Cuda error in executing pdbbind example

Hi DGL community,

I’m very new to this community and DGL. I’ve been working on DGL lifesci examples to learn about the library. I managed to run tox21 example but when I was running pdbbind example I came across this error.

File “/home/ok/anaconda3/envs/dgl/lib/python3.7/site-packages/torch/functional.py”, line 682, in _unique_impl
return_counts=return_counts,
RuntimeError: radix_sort: failed on 2nd step: cudaErrorInvalidValue: invalid argument

since tox21 ran without this problem, I’m suspecting my cuda setting is ok (CUDA 11.0)
and also I’m using pdbbind2015 dataset so I’m believing dataset is also ok
and I can not figure out where the error is coming from…

Is there anyone with same problem?

Did you directly run an example? How can I reproduce the error?

Thanks for your reply,

I followed the instruction on Github to install dgl, dgl lifesci, then hit
./main.py -m ACNN -d PDBBind_refined_pocket_temporal
(main.py from the dgl-lifesci/examples/binding-affinity-prediction)

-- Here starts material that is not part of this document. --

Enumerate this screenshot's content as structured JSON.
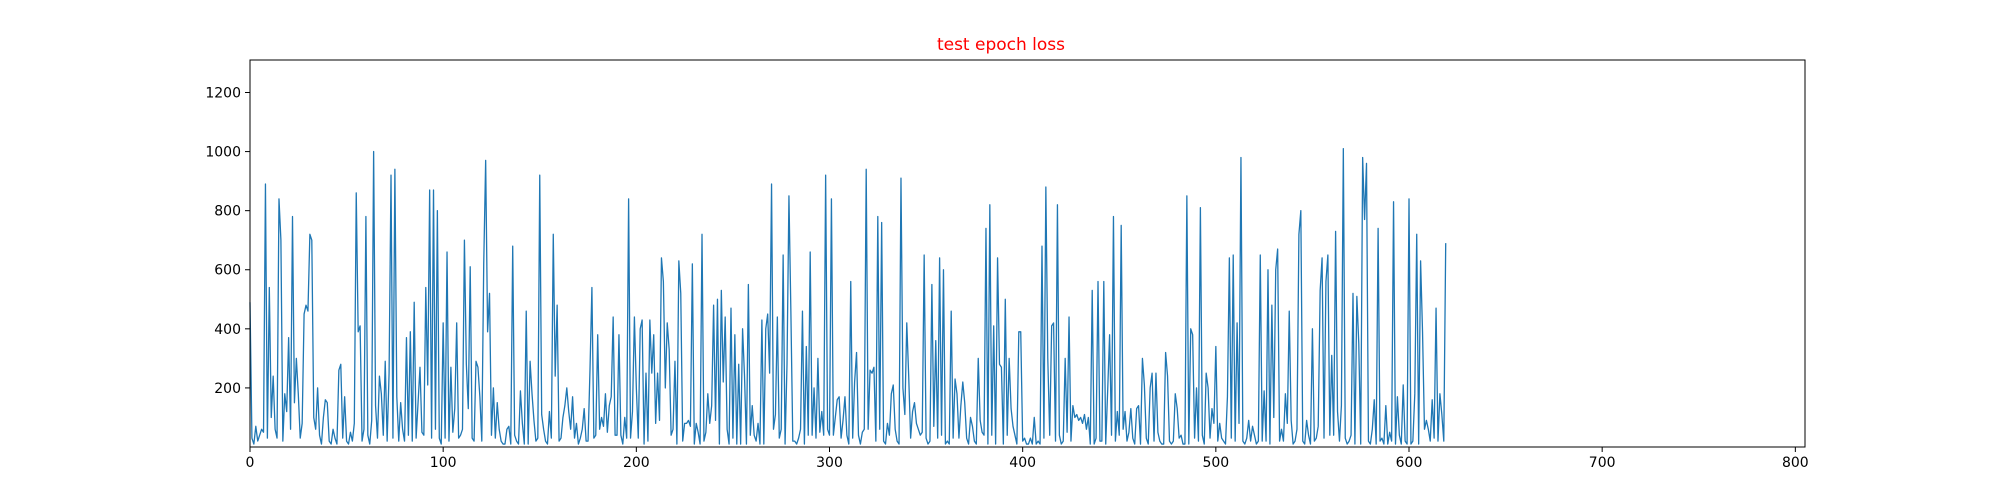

Also, I couldn’t download pdbbind2015.tar.gz from my proxy environment so I downloaded it manually and changed pdbbind.py to point out to downloaded .tar.gz.

I’m running the code on VERY old GPU (Quadro P4000) so that, along with the nvidia driver, cuda version could be the problem. I can run perfectly using CPU.
Googling the error message tells me that it could actually be the CUDA setup related conflict so I will try using different machine (GPU) to see if this it.

Thanks again!

Sounds good. Good luck!